Along the winding roll of toilet paper I read, “Romeo, o Romeo, wherefore art thou, Romeo?” In my early, “formative years”, I always looked for splits - in walls and secret spaces - where Confucius-style teachers were likely to pass their knowledge on. Sages, whose knowledge came from memory, not history.
You with wide eyes and nowhere to go, become your own everything, if you can. God is luck and we must all wait our turn.

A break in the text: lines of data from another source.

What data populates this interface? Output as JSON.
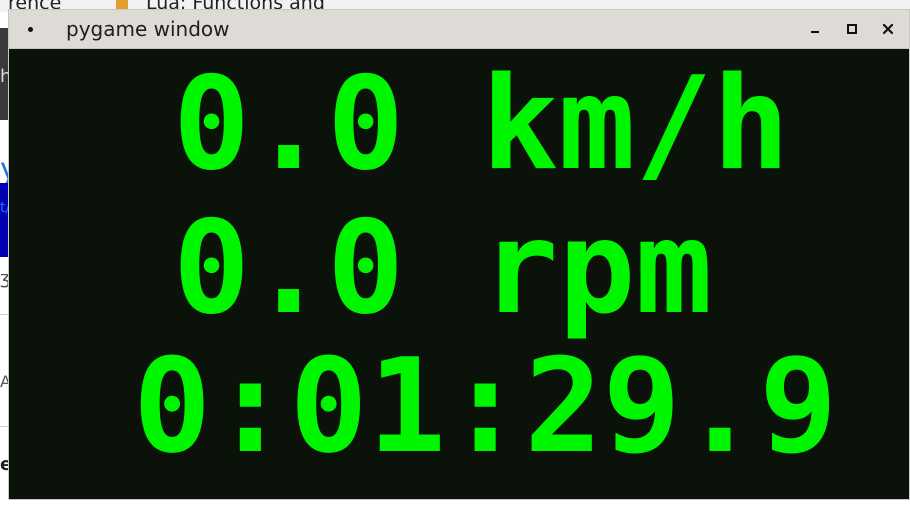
{
  "background": {
    "tab_left_text": "rence",
    "tab_right_text": "Lua: Functions and",
    "left_fragments": [
      "h",
      "y",
      "t/",
      "ʒ",
      "A",
      "e"
    ]
  },
  "window": {
    "title": "pygame window",
    "controls": {
      "minimize": "minimize-icon",
      "maximize": "maximize-icon",
      "close": "close-icon"
    }
  },
  "display": {
    "speed": "0.0 km/h",
    "rpm": "0.0 rpm",
    "elapsed": "0:01:29.9",
    "text_color": "#00f500",
    "background_color": "#0a1209"
  }
}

That grey morning, when I stood as part of a garden – Monet style, wind-blown colors - the nurturing and desensitizing began. Pollination, fertilization and crossbreeding for the desired thought patterns and memories were carried out on us, yet we were still cloned expressions in a mono-culture. Autumn was the most poignant of memories: the time when we stood facing the forging of another cycle. Thoughts and memorized facts were harvested, seeds saved for future use. The waves of leaves crashing upon the sidewalk drowned out the sound of our steps, covering the dark earth imprints we had made on this earth. I wrapped myself in a wintery silence of remembered loneliness - the loneliness of birth - and walked home.
Out of the millions of words used everyday, only those that are bold - not part of the same old mold - have any chance of speciation in the generations to come. I find it funny: the same words I saw year after year will now, in a different order (essentially a different language), be the words I’ll use to escape this samsara of learning and relearning.
Words; soft and bending, loving, revolting,, revolutionary, manipulating, building and hiding...
It should be known by now that poetry creates error: a simple disruption in the genetic sequence that can go beyond the limits of destiny and even reprogram progress to mean change.